A northeast Ohio sheriff fired a deputy for ordering five jail inmates to dance to a song by Usher in exchange for privileges such as using a phone or microwave, the sheriff’s office said Thursday.

The deputy was accused of ordering the inmates to dance on April 11, after they were locked up in a disciplinary area, and then inviting colleagues to watch.

The Summit County sheriff’s office conducted an internal investigation after inmates reported the incident, and the 35-year-old deputy was fired this week for violating department policies by mistreating inmates, acting inappropriately and having a cellphone in the jail, apparently used to play the music.

One inmate did the worm as the deputy played Usher’s “Yeah,” while another said he did the robot so that he could use a phone to contact relatives after a family member’s death, the Akron Beacon Journal reported.

“The community needs to be assured that all inmates that come through the doors of the Summit County jail will be treated humanely and with respect,” Inspector Bill Holland of the sheriff’s office said Thursday. “All allegations to the contrary will be investigated.

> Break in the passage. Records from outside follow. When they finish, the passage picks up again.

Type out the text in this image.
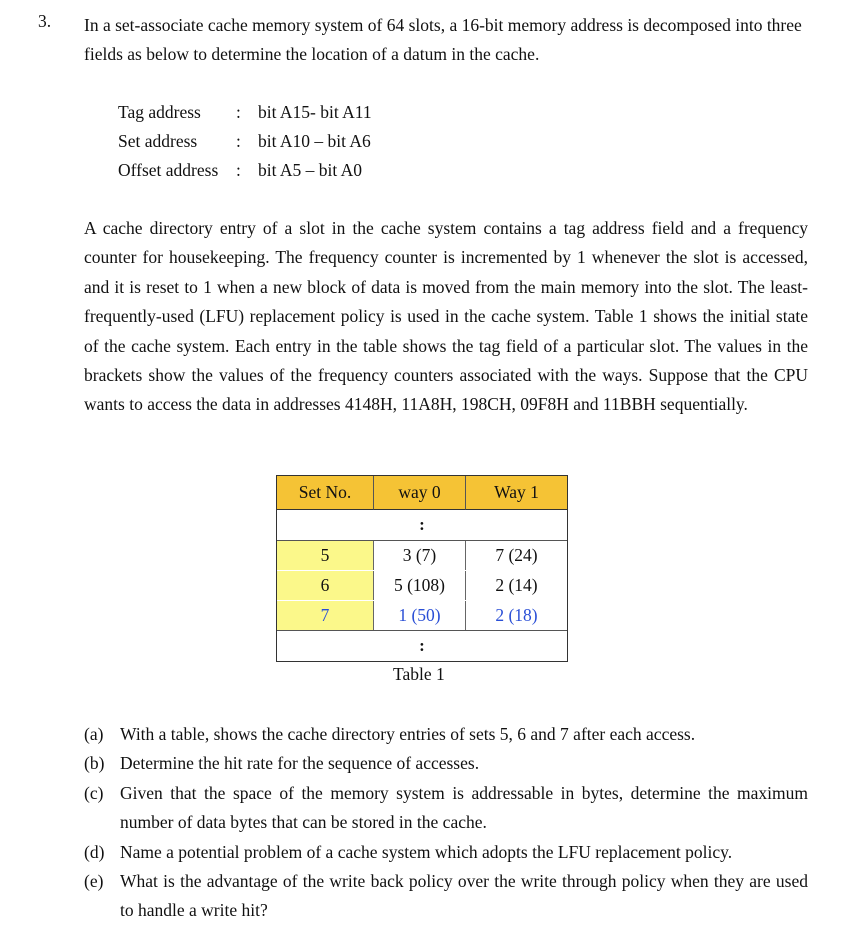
3. In a set-associate cache memory system of 64 slots, a 16-bit memory address is decomposed into three fields as below to determine the location of a datum in the cache.
Tag address	: bit A15- bit A11
Set address	: bit A10 – bit A6
Offset address	: bit A5 – bit A0
A cache directory entry of a slot in the cache system contains a tag address field and a frequency counter for housekeeping. The frequency counter is incremented by 1 whenever the slot is accessed, and it is reset to 1 when a new block of data is moved from the main memory into the slot. The least-frequently-used (LFU) replacement policy is used in the cache system. Table 1 shows the initial state of the cache system. Each entry in the table shows the tag field of a particular slot. The values in the brackets show the values of the frequency counters associated with the ways. Suppose that the CPU wants to access the data in addresses 4148H, 11A8H, 198CH, 09F8H and 11BBH sequentially.
Set No.	way 0	Way 1
:
5	3 (7)	7 (24)
6	5 (108)	2 (14)
7	1 (50)	2 (18)
:
Table 1
(a) With a table, shows the cache directory entries of sets 5, 6 and 7 after each access.
(b) Determine the hit rate for the sequence of accesses.
(c) Given that the space of the memory system is addressable in bytes, determine the maximum number of data bytes that can be stored in the cache.
(d) Name a potential problem of a cache system which adopts the LFU replacement policy.
(e) What is the advantage of the write back policy over the write through policy when they are used to handle a write hit?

We take these matters very seriously, and any member of our agency that does not share this philosophy will be disciplined accordingly.”

Investigators said the deputy admitted making a mistake but told them he was only trying to ease tension in the jail. He also was cited for conduct unbecoming an officer and failing to properly document why the inmates had been put in the disciplinary area.

The former inmate who reported the incident said he didn’t dance and considered it to be “a gross abuse of people’s authority,” WJW-TV reported.

The deputies who may have observed the dancing remain on the job, but the investigation is ongoing and could lead to further disciplinary measures, Holland said.

No public phone number was listed for the fired deputy, who had been with the department since 2004. A message was left Thursday with a union for law enforcement officers.

There are no blemishes in the deputy’s disciplinary file, which is expunged every 12 months under the deputies’ collective bargaining agreement, Holland said.